Koronawirus z Wuhan – drony w akcji
Liczba zakażonych koronawirusem z Chin ciągle rośnie. W samym Państwie Środka władze już w pierwszych dniach walki postanowiły zaangażować drony.
Wyposażone w megafon i podczerwień te lotne maszyny, krążą nad miastami, stale obserwują i w razie potrzeby upominają mieszkańców, którzy nie przestrzegają zasad profilaktyki. Chodzi, dokładniej mówiąc o sytuacje, gdy poszczególne osoby nie zakładają profilaktycznych maseczek na twarz.
Drony sprawdzają również, czy ludność stosuje się do wytycznych oraz zarządzeń pozwalających na opuszczenie swojego domu na określony czas, a nawet kontrolują personel medyczny, podczas utylizacji odpadów szpitalnych. Ponadto drony bezustannie przypominają mieszkańcom miast o podstawowych zasadach higieny, myciu rąk, by maksymalnie zmniejszyć ryzyko przenoszenia się epidemii.
Nadawanie komunikatów i informacji odbywa się na żywo. Ludność obserwowana jest przez policjantów ze specjalnych centrów operacyjnych, znajdujących się nawet kilkaset kilometrów od monitorowanych miast. Każdorazowe napomnienie dotyczy konkretnej osoby lub sytuacji.
Sztuczna inteligencja jako pierwsza przewidziała rozwój epidemii
Aż z tygodniowym wyprzedzeniem udało się sztucznej inteligencji przewidzieć ryzyko pojawienia się kolejnych przypadków zarażeń koronawirusem poza terenem Chin.

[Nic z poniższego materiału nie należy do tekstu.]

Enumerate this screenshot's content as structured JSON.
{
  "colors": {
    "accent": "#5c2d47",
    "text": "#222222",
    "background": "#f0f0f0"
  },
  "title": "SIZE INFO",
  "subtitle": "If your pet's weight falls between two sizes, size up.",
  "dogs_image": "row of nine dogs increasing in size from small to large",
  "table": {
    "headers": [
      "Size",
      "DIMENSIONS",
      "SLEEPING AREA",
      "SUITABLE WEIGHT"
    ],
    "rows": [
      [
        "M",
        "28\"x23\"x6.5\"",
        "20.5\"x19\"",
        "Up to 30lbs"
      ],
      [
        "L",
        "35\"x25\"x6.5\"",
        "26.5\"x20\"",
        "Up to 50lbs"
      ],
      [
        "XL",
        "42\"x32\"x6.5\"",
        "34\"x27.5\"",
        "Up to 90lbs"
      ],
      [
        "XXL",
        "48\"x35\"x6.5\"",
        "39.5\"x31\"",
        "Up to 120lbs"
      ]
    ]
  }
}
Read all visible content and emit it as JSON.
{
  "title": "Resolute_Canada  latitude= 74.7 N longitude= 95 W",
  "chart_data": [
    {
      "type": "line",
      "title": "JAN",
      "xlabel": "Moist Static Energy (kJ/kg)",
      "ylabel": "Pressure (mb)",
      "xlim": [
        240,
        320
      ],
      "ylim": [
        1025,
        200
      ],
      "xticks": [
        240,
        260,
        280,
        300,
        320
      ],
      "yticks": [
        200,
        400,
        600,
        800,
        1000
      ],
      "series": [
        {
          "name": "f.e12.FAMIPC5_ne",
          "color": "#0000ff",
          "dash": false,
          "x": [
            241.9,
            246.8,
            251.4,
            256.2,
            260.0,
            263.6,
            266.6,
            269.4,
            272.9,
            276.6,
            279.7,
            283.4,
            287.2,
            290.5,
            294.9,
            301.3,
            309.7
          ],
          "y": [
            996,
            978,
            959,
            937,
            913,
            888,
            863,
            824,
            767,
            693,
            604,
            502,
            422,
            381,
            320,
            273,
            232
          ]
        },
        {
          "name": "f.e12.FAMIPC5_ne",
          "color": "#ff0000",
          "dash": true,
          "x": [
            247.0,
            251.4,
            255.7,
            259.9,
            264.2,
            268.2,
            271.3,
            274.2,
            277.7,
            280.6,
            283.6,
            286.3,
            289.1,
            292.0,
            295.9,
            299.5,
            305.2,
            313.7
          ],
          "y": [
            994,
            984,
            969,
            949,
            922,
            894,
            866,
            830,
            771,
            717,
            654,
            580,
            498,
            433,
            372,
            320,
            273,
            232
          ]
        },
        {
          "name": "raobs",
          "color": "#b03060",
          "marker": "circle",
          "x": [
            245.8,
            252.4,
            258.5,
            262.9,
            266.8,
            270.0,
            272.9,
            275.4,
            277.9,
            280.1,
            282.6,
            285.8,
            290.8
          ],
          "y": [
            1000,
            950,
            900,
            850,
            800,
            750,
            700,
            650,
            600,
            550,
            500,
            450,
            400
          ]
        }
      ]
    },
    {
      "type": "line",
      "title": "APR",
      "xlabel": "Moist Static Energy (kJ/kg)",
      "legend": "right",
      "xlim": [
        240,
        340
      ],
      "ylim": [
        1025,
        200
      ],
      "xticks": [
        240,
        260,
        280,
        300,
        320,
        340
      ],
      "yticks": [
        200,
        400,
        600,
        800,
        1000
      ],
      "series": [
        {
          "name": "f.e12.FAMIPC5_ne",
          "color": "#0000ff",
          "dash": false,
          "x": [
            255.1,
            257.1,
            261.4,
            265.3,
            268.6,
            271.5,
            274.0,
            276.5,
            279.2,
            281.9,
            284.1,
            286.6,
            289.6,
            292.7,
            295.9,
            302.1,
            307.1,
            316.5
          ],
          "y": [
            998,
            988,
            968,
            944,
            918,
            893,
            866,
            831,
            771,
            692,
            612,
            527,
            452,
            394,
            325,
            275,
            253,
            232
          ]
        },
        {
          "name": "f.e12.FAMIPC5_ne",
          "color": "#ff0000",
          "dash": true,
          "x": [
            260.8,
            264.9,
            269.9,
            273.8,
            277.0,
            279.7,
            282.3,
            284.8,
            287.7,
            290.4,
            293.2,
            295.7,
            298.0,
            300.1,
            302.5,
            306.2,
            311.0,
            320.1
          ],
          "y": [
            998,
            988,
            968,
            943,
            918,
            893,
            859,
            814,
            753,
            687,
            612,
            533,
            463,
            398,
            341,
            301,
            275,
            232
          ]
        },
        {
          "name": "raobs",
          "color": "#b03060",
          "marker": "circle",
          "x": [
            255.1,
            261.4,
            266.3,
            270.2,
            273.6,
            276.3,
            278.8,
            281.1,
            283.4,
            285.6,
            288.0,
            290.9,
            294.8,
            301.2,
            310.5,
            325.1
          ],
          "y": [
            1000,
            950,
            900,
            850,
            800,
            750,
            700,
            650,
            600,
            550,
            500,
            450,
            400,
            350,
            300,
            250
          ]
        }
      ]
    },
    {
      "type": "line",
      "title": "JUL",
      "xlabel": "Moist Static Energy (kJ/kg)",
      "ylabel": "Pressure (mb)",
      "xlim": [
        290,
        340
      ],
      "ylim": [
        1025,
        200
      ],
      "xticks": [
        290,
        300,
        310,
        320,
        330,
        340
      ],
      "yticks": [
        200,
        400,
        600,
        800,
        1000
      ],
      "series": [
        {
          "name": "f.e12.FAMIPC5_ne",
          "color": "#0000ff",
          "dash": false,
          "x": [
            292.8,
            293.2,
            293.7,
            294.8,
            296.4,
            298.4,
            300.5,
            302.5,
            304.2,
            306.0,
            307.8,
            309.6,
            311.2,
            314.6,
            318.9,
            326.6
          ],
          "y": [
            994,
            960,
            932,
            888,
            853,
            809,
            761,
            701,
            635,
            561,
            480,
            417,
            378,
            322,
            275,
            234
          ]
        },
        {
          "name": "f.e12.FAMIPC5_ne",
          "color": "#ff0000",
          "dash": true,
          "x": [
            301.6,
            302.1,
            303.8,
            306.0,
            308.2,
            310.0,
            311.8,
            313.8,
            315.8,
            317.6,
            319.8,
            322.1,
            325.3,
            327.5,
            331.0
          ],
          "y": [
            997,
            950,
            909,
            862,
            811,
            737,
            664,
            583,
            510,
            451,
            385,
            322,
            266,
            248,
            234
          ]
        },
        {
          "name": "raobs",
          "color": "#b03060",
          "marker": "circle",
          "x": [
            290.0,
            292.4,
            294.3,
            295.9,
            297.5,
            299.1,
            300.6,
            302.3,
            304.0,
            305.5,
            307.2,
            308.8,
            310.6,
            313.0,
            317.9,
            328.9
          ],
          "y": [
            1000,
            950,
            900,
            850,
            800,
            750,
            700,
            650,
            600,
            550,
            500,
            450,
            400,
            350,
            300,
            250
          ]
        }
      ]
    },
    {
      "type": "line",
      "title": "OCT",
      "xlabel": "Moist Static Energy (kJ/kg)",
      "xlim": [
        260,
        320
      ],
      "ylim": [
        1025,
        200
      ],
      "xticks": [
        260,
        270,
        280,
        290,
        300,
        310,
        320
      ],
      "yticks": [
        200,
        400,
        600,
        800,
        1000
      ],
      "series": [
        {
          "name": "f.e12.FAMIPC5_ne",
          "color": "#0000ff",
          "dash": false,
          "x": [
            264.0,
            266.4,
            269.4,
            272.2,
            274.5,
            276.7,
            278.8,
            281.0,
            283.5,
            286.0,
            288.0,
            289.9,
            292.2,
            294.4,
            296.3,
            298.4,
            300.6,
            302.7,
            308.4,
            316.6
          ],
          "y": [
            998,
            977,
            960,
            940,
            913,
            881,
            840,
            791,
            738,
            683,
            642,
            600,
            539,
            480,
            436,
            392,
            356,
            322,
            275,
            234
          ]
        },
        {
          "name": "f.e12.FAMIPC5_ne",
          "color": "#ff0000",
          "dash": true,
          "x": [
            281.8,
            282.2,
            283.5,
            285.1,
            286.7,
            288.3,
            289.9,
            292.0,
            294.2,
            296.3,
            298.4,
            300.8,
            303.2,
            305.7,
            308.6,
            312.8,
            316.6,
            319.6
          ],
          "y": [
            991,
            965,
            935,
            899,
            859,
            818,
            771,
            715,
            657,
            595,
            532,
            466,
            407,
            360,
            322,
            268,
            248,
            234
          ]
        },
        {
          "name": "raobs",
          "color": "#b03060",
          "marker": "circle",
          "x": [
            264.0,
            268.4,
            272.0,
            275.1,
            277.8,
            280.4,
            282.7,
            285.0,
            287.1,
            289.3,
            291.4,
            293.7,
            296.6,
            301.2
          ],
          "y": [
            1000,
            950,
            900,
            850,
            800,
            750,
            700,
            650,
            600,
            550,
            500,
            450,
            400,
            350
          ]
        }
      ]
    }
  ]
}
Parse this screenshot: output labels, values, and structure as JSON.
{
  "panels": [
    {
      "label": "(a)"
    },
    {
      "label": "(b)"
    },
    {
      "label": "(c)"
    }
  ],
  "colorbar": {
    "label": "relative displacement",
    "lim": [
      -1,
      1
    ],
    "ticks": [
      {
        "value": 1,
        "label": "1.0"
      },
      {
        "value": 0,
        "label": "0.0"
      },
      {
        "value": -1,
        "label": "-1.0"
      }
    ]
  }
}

Wszystko za sprawą BlueDot, czyli kanadyjskiej firmy zajmującej się monitorowaniem zdrowia, która już 31 grudnia wysłała do klientów informacje dotyczące wybuchu epidemii. Z kolei Amerykańska Agencja Epidemiologiczna pierwsze komunikaty ogłosiła dopiero 6 stycznia.
Algorytmy firmy BlueDot bazują m.in. na analizie serwisów informacyjnych, oficjalnych ogłoszeń oraz bazach biletów lotniczych. Należy wspomnieć, że wcześniej, udało się firmie przewidzieć m.in. pojawienie się wirusa Zika w południowej Florydzie.
Co bardzo ciekawe, algorytmy oparte na sztucznej inteligencji wskazały również początek pierwszych zarażeń poza terenem Chin, a mianowicie w Tajlandii, Korei Południowej, Japonii i Tajwanie, zanim opublikowały te informacje międzynarodowe organizacje epidemiologiczne.
Metabiota, firma zajmująca się monitorowaniem rozprzestrzeniania się epidemii chorób zakaźnych, za pośrednictwem analizy dany ruchu lotniczego, wskazała wspomniane powyżej państwa, w których dojdzie do kolejnych zarażeń koronawirusem.
Czy sztuczna inteligencja stworzy lek na wirusa?
Epidemia z Chin wciąż budzi lęk, stale rozprzestrzenia się i trafia do kolejnych państw – również europejskich. Naukowcy nieprzerwanie pracują nad stworzeniem skutecznego leku, a pomóc może im w tym sztuczna inteligencja.
Australijscy naukowcy z Uniwersytetu Flinders rozpoczęli już prace, wykorzystując sztuczną inteligencję i inne narzędzia, dzięki którym może uda się stworzyć skuteczny lek lub szczepionkę przeciwko epidemii. Warto wspomnieć, że wcześniej za pośrednictwem sztucznej inteligencji stworzono skuteczny lek na grypę, który stworzyli również australijscy naukowcy z Uniwersytetu Flinders. Prace trwają równocześnie w kilkunastu ośrodkach badawczych na świecie.
Drony i sztuczna inteligencja, pomimo iż nie są rozwiązaniem, które zwalczy wirusa, to i tak są bardzo przydatne podczas monitoringu i przewidywania rozwoju epidemii, poza terenem Chin. Technologia odgrywa ogromną rolę, więc miejmy nadzieję, że już niebawem powstanie skuteczny lek na epidemię, bo oczekuje na niego już cały świat.